Species Similar in Appearance
Can be confused with pilot and killer whales.
Little is known about them in the wild, due to their scarcity. Mass stranding of this species do occur and one documented case sites a mass stranding of over 800 individuals. Like killer whales, false killers are inquisitive, often approaching boats. They are known to bow-ride or wake ride.
A fast swimming species, they are quick and agile and execute high leaps and make rapid turns and sudden stops when feeding. They often lift their heads and much of their bodies out of the water when they surface, sometimes with the mouths open displaying rows of teeth. The following behaviours are common:
- Breaching: Leaping completely out of the water · Lob tailing: Lying at the surface, slapping flukes up and down in the water
- Bow riding: Swimming alongside fast moving boats
Status and Distribution
The false killer whale was first known from a skeleton from Lincolnshire, England, where it was named Phocaena crassidens. A mass stranding in 1860 proved its continued existence, which had been in doubt. After examining the mammal a Danish zoologist Johannes Reinhardt changed the classification to Pseudorca crassidens. He referred to this cetacean's resemblance to the killer whale. The specific name crassidens, means thick-tooth' as a reference to this species' robust teeth.

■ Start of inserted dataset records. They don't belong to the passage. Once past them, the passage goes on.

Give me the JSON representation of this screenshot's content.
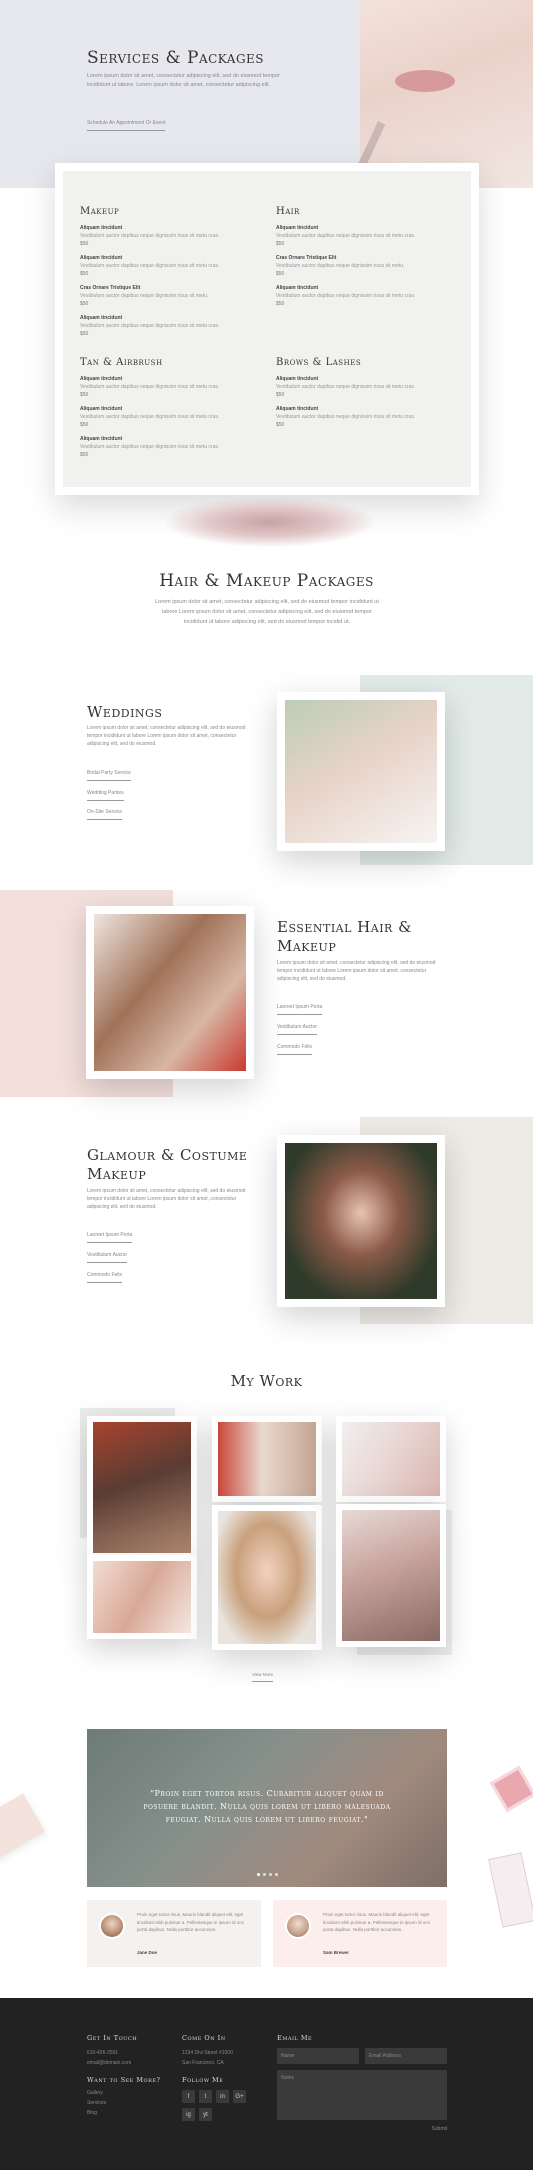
{
  "hero": {
    "title": "Services & Packages",
    "body": "Lorem ipsum dolor sit amet, consectetur adipiscing elit, sed do eiusmod tempor incididunt ut labore. Lorem ipsum dolor sit amet, consectetur adipiscing elit.",
    "cta": "Schedule An Appointment Or Event"
  },
  "services": {
    "makeup": {
      "heading": "Makeup",
      "items": [
        {
          "name": "Aliquam tincidunt",
          "desc": "Vestibulum auctor dapibus neque dignissim risus sit metu cras.",
          "price": "$50"
        },
        {
          "name": "Aliquam tincidunt",
          "desc": "Vestibulum auctor dapibus neque dignissim risus sit metu cras.",
          "price": "$50"
        },
        {
          "name": "Cras Ornare Tristique Elit",
          "desc": "Vestibulum auctor dapibus neque dignissim risus sit metu.",
          "price": "$50"
        },
        {
          "name": "Aliquam tincidunt",
          "desc": "Vestibulum auctor dapibus neque dignissim risus sit metu cras.",
          "price": "$50"
        }
      ]
    },
    "hair": {
      "heading": "Hair",
      "items": [
        {
          "name": "Aliquam tincidunt",
          "desc": "Vestibulum auctor dapibus neque dignissim risus sit metu cras.",
          "price": "$50"
        },
        {
          "name": "Cras Ornare Tristique Elit",
          "desc": "Vestibulum auctor dapibus neque dignissim risus sit metu.",
          "price": "$50"
        },
        {
          "name": "Aliquam tincidunt",
          "desc": "Vestibulum auctor dapibus neque dignissim risus sit metu cras.",
          "price": "$50"
        }
      ]
    },
    "tan": {
      "heading": "Tan & Airbrush",
      "items": [
        {
          "name": "Aliquam tincidunt",
          "desc": "Vestibulum auctor dapibus neque dignissim risus sit metu cras.",
          "price": "$50"
        },
        {
          "name": "Aliquam tincidunt",
          "desc": "Vestibulum auctor dapibus neque dignissim risus sit metu cras.",
          "price": "$50"
        },
        {
          "name": "Aliquam tincidunt",
          "desc": "Vestibulum auctor dapibus neque dignissim risus sit metu cras.",
          "price": "$50"
        }
      ]
    },
    "brows": {
      "heading": "Brows & Lashes",
      "items": [
        {
          "name": "Aliquam tincidunt",
          "desc": "Vestibulum auctor dapibus neque dignissim risus sit metu cras.",
          "price": "$50"
        },
        {
          "name": "Aliquam tincidunt",
          "desc": "Vestibulum auctor dapibus neque dignissim risus sit metu cras.",
          "price": "$50"
        }
      ]
    }
  },
  "packages": {
    "title": "Hair & Makeup Packages",
    "body": "Lorem ipsum dolor sit amet, consectetur adipiscing elit, sed do eiusmod tempor incididunt ut labore Lorem ipsum dolor sit amet, consectetur adipiscing elit, sed do eiusmod tempor incididunt ut labore adipiscing elit, sed do eiusmod tempor incidid ut."
  },
  "weddings": {
    "title": "Weddings",
    "body": "Lorem ipsum dolor sit amet, consectetur adipiscing elit, sed do eiusmod tempor incididunt ut labore Lorem ipsum dolor sit amet, consectetur adipiscing elit, sed do eiusmod.",
    "links": [
      "Bridal Party Service",
      "Wedding Parties",
      "On-Site Service"
    ]
  },
  "essential": {
    "title": "Essential Hair & Makeup",
    "body": "Lorem ipsum dolor sit amet, consectetur adipiscing elit, sed do eiusmod tempor incididunt ut labore Lorem ipsum dolor sit amet, consectetur adipiscing elit, sed do eiusmod.",
    "links": [
      "Laoreet Ipsum Porta",
      "Vestibulum Auctor",
      "Commodo Felis"
    ]
  },
  "glamour": {
    "title": "Glamour & Costume Makeup",
    "body": "Lorem ipsum dolor sit amet, consectetur adipiscing elit, sed do eiusmod tempor incididunt ut labore Lorem ipsum dolor sit amet, consectetur adipiscing elit, sed do eiusmod.",
    "links": [
      "Laoreet Ipsum Porta",
      "Vestibulum Auctor",
      "Commodo Felis"
    ]
  },
  "work": {
    "title": "My Work",
    "button": "View More"
  },
  "testimonial": {
    "quote": "\"Proin eget tortor risus. Curabitur aliquet quam id posuere blandit. Nulla quis lorem ut libero malesuada feugiat. Nulla quis lorem ut libero feugiat.\"",
    "cards": [
      {
        "text": "Proin eget tortor risus. Mauris blandit aliquet elit, eget tincidunt nibh pulvinar a. Pellentesque in ipsum id orci porta dapibus. Nulla porttitor accumsan.",
        "name": "Jane Doe"
      },
      {
        "text": "Proin eget tortor risus. Mauris blandit aliquet elit, eget tincidunt nibh pulvinar a. Pellentesque in ipsum id orci porta dapibus. Nulla porttitor accumsan.",
        "name": "Sam Brewer"
      }
    ]
  },
  "footer": {
    "touch_heading": "Get In Touch",
    "phone": "610-426-2501",
    "email": "email@domain.com",
    "more_heading": "Want to See More?",
    "more_links": [
      "Gallery",
      "Services",
      "Blog"
    ],
    "come_heading": "Come On In",
    "address1": "1234 Divi Street #1000",
    "address2": "San Francisco, CA",
    "follow_heading": "Follow Me",
    "social": [
      "f",
      "t",
      "in",
      "G+",
      "ig",
      "yt"
    ],
    "email_heading": "Email Me",
    "name_placeholder": "Name",
    "email_placeholder": "Email Address",
    "notes_placeholder": "Notes",
    "submit": "Submit"
  },
  "colors": {
    "hero_bg": "#e7e7ee",
    "panel_bg": "#f1f1ef",
    "mint": "#e2ebe8",
    "pink": "#f3dfdc",
    "beige": "#eeebe6",
    "footer_bg": "#222222"
  }
}
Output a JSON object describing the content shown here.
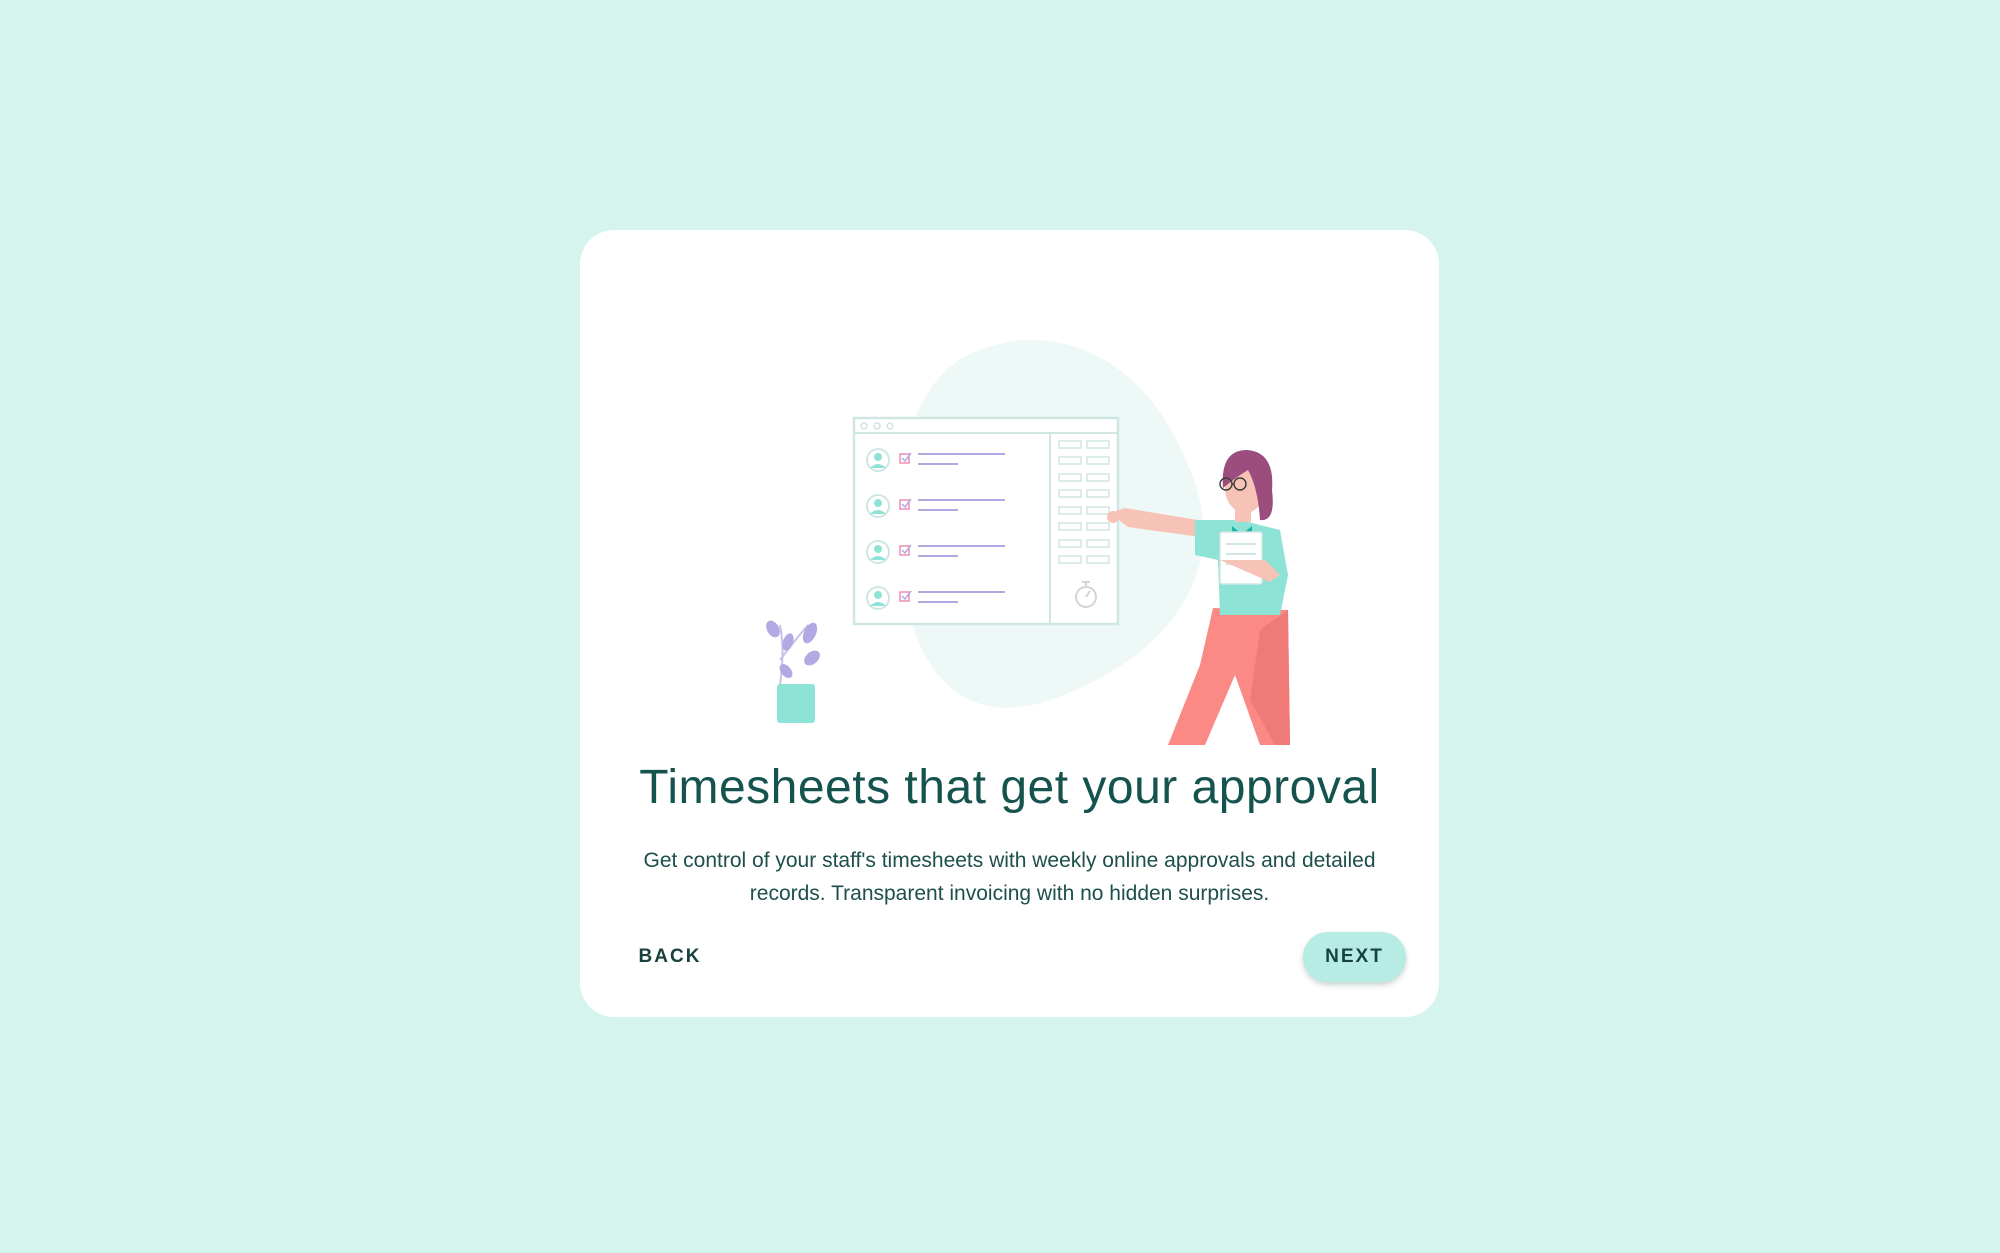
{
  "colors": {
    "background": "#d5f4ee",
    "card": "#ffffff",
    "title": "#15534e",
    "text": "#1d4f4b",
    "next_button": "#b6ece3",
    "accent_teal": "#8ee3d7",
    "accent_pink": "#fb8a87",
    "accent_purple": "#b3a8e2"
  },
  "onboarding": {
    "title": "Timesheets that get your approval",
    "description_line1": "Get control of your staff's timesheets with weekly online approvals and detailed",
    "description_line2": "records. Transparent invoicing with no hidden surprises.",
    "back_label": "BACK",
    "next_label": "NEXT"
  },
  "illustration": {
    "icons": [
      "timesheet-window-icon",
      "plant-icon",
      "person-icon",
      "stopwatch-icon"
    ]
  }
}
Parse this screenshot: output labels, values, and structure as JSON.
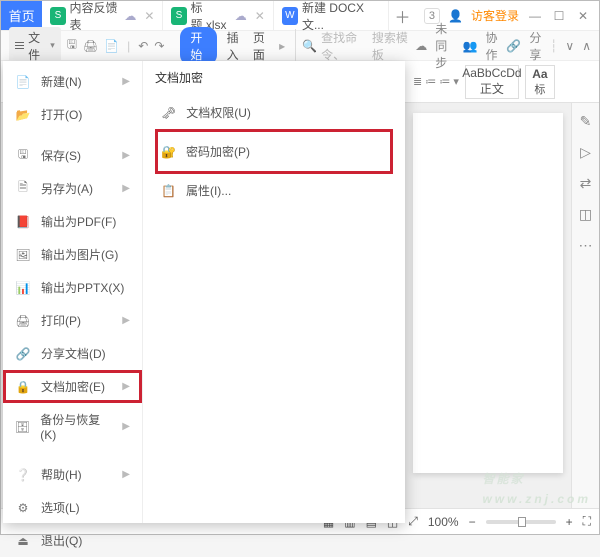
{
  "titlebar": {
    "home": "首页",
    "tabs": [
      {
        "icon": "s",
        "label": "内容反馈表"
      },
      {
        "icon": "s",
        "label": "标题.xlsx"
      },
      {
        "icon": "w",
        "label": "新建 DOCX 文..."
      }
    ],
    "cloud_num": "3",
    "login": "访客登录",
    "min": "—",
    "max": "☐",
    "close": "✕"
  },
  "toolbar": {
    "file_label": "文件",
    "ribbon": {
      "start": "开始",
      "insert": "插入",
      "page": "页面"
    },
    "search_prefix": "查找命令、",
    "search_placeholder": "搜索模板",
    "sync": "未同步",
    "collab": "协作",
    "share": "分享"
  },
  "ribbon_ctrls": {
    "style_name": "AaBbCcDd",
    "style_caption": "正文",
    "alt": "标"
  },
  "file_menu": {
    "heading": "文档加密",
    "col1": [
      {
        "key": "new",
        "label": "新建(N)",
        "chev": true
      },
      {
        "key": "open",
        "label": "打开(O)"
      },
      {
        "key": "save",
        "label": "保存(S)",
        "chev": true
      },
      {
        "key": "saveas",
        "label": "另存为(A)",
        "chev": true
      },
      {
        "key": "pdf",
        "label": "输出为PDF(F)"
      },
      {
        "key": "img",
        "label": "输出为图片(G)"
      },
      {
        "key": "pptx",
        "label": "输出为PPTX(X)"
      },
      {
        "key": "print",
        "label": "打印(P)",
        "chev": true
      },
      {
        "key": "sharedoc",
        "label": "分享文档(D)"
      },
      {
        "key": "encrypt",
        "label": "文档加密(E)",
        "chev": true,
        "highlight": true
      },
      {
        "key": "backup",
        "label": "备份与恢复(K)",
        "chev": true
      },
      {
        "key": "help",
        "label": "帮助(H)",
        "chev": true
      },
      {
        "key": "options",
        "label": "选项(L)"
      },
      {
        "key": "exit",
        "label": "退出(Q)"
      }
    ],
    "col2": [
      {
        "key": "perm",
        "label": "文档权限(U)"
      },
      {
        "key": "pwd",
        "label": "密码加密(P)",
        "highlight": true
      },
      {
        "key": "props",
        "label": "属性(I)..."
      }
    ]
  },
  "statusbar": {
    "zoom": "100%",
    "minus": "−",
    "plus": "+"
  },
  "watermark": {
    "big": "智能家",
    "small": "www.znj.com"
  }
}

Although widely distributed, they are not abundant anywhere. They seem to prefer deep, offshore, warm or temperate waters in either semi-enclosed seas or open-ocean. The false killer whale is considered threatened. In 1992 the IWC scientific committee were unable to determine their status due to lack of information on stock identification.
Where and When Best Seen in Ireland
This species is best seen at sea or in open water. An unconfirmed sighting in Galway Bay was made in 1971, but last summer (2001) the first confirmed sighting was made off the west coast on the SIAR survey. This is a species which may be seen more frequently in the future.
Food and Feeding
Much of the excited activity associated with this species is related to their feeding habits. They prefer squid and a large variety of fish found in deep offshore waters. False killer whales have a reputation for taking fish from fisherman's long lines, and have even been know to attack dolphins escaping tuna nets in the eastern tropical Pacific.
Reproduction and Life Cycle
Max life expectancy:63 years
Male longevity: 58 years
Female sexual maturity: Females have a significant post reproductive lifetime.
Reproduction rate: Low productive rate, with a 7 year interval between births.
False killer whales live in tight pods, and a typical extended family unit may contain 10-50 individuals, comprising males and females of all ages. However, due to their complex social nature, gatherings of groups containing several hundred can occur. False killer whales have been known to socialise with bottlenose dolphins.
Localised drive fisheries in Japan. Live capture for the display industry, to which they seem to be well adapted. Interactions with fisheries and fishing gear.